In This Article:
-
Ending ARR: $20 million, compared to $23.9 million in Q1 last year; adjusted growth of 11% excluding a lapsed $5.8 million contract.
-
Total Revenue: $9.4 million, a decrease of 6% from $9.9 million in Q1 last year.
-
Subscription Revenue: $5.3 million, down 8% from $5.8 million in Q1 last year; adjusted increase of 13% excluding expired contract impact.
-
Service Revenue: $4.1 million, a decrease of 3% from $4.2 million in Q1 last year.
-
Subscription Gross Profit Margin: 86%, down 1 percentage point from Q1 last year.
-
Service Gross Profit Margin: 65%, up 9 percentage points from Q1 last year.
-
Operating Expenses: $18.2 million, up 6% from $17.1 million in Q1 last year.
-
Non-GAAP Operating Expenses: $16.5 million, up 19% from $13.8 million in Q1 last year.
-
Net Loss Per Share: $0.55, compared to $0.50 in Q1 last year.
-
Non-GAAP Net Loss Per Share: $0.40, compared to $0.27 in Q1 last year.
-
Cash and Short-term Investments: $21.6 million at the end of the quarter.
-
Free Cash Flow Usage: $5.6 million, down from $8.6 million in Q1 last year; $3.5 million excluding onetime severance costs.

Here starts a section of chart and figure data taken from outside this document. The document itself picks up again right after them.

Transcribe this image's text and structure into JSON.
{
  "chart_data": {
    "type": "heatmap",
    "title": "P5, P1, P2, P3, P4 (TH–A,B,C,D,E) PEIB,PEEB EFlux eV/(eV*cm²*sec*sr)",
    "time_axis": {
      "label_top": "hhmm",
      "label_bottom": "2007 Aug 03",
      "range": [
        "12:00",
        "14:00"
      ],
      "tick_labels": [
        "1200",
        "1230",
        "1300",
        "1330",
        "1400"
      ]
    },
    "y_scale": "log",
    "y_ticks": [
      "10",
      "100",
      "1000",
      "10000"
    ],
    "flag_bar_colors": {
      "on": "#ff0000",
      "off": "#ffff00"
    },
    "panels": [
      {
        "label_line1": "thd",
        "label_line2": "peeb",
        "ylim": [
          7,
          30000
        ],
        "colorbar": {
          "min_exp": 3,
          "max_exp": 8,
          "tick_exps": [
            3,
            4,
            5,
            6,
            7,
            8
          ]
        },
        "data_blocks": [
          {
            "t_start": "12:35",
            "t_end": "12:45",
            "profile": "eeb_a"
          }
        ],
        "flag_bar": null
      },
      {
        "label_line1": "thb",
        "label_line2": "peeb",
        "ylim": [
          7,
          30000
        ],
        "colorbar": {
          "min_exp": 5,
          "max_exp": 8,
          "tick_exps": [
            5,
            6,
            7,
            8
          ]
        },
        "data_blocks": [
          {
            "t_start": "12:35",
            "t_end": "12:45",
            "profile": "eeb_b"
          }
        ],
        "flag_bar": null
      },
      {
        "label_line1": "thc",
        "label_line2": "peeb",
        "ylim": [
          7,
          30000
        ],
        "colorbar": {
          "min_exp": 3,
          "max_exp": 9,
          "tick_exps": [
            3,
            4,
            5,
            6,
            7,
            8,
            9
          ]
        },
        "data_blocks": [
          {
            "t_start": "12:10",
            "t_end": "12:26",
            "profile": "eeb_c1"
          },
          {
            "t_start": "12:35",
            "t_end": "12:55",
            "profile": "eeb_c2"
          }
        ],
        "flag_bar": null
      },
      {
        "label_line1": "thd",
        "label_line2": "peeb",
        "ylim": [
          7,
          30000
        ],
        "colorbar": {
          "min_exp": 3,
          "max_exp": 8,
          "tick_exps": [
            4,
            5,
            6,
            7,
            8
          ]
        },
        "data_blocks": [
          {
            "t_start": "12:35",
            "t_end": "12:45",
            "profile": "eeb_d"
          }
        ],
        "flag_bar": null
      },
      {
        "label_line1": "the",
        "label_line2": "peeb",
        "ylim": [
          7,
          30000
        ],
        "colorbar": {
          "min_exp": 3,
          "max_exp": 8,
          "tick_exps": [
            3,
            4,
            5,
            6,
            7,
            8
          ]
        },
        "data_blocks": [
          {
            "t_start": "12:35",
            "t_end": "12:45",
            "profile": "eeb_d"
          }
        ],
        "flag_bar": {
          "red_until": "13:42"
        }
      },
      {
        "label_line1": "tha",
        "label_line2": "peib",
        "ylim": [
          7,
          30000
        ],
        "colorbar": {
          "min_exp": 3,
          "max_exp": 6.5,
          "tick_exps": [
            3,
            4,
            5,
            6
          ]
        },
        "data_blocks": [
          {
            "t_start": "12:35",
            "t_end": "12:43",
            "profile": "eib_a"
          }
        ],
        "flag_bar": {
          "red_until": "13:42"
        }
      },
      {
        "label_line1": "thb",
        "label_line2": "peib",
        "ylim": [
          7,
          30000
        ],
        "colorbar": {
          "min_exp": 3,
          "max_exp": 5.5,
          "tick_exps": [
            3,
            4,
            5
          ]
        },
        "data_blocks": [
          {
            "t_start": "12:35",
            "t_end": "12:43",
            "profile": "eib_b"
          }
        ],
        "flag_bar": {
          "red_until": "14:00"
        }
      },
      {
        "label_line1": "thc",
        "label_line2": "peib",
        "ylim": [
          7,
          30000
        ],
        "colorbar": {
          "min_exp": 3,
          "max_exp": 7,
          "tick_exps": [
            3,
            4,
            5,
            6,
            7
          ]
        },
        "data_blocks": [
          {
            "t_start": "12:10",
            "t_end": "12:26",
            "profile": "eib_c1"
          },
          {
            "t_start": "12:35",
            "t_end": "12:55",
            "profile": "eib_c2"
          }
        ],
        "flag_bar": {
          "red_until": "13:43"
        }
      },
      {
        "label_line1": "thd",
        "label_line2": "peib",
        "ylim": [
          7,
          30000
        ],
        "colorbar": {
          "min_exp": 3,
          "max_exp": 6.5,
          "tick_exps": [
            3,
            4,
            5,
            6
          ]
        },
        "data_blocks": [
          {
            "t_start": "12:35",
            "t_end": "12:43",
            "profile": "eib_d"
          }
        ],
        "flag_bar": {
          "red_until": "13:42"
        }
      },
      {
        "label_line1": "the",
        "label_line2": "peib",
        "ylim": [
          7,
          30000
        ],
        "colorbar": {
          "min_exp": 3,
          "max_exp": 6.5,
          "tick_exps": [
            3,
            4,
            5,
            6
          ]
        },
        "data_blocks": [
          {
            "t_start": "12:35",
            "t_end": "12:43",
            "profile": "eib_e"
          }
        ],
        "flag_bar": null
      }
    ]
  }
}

Release Date: May 05, 2025
For the complete transcript of the earnings call, please refer to the full earnings call transcript.
Positive Points
-
Digimarc Corp (NASDAQ:DMRC) has narrowed its focus to three specific opportunity sets: retail loss prevention, physical authentication, and digital authentication, which has led to significant technological and market advancements.
-
The company has grown its annual recurring revenue (ARR) almost five times over the last four years by focusing on areas with deep product market fit.
-
Digimarc Corp (NASDAQ:DMRC) has tripled its commercial subscription revenue since Q2 2021, excluding the end-of-life piracy intelligence business.
-
The company expects to achieve sustainable free cash flow generation for the first time in over 12 years, with significant top-line growth anticipated in 2026 and beyond.
-
Digimarc Corp (NASDAQ:DMRC) has formed a partnership with a fellow supplier to enhance loyalty and reward programs, which has already introduced them to four new customers.
Negative Points
-
Ending ARR for Q1 was $20 million, down from $23.9 million in Q1 last year, reflecting a decrease due to a lapsed commercial contract.
-
Total revenue decreased by 6% from $9.9 million in Q1 last year to $9.4 million this year, with subscription revenue decreasing by 8%.
-
Operating expenses increased by 6% to $18.2 million, primarily due to $3.2 million in onetime cash severance costs and higher professional services costs.
-
Free cash flow usage was $5.6 million in Q1, including $2.1 million in onetime severance-related costs, with expectations of higher cash flow usage in Q2 due to increased legal and public relations costs.
-
The company anticipates lower subscription gross profit margins in the next couple of quarters due to platform consolidation, with a recovery expected post-migration.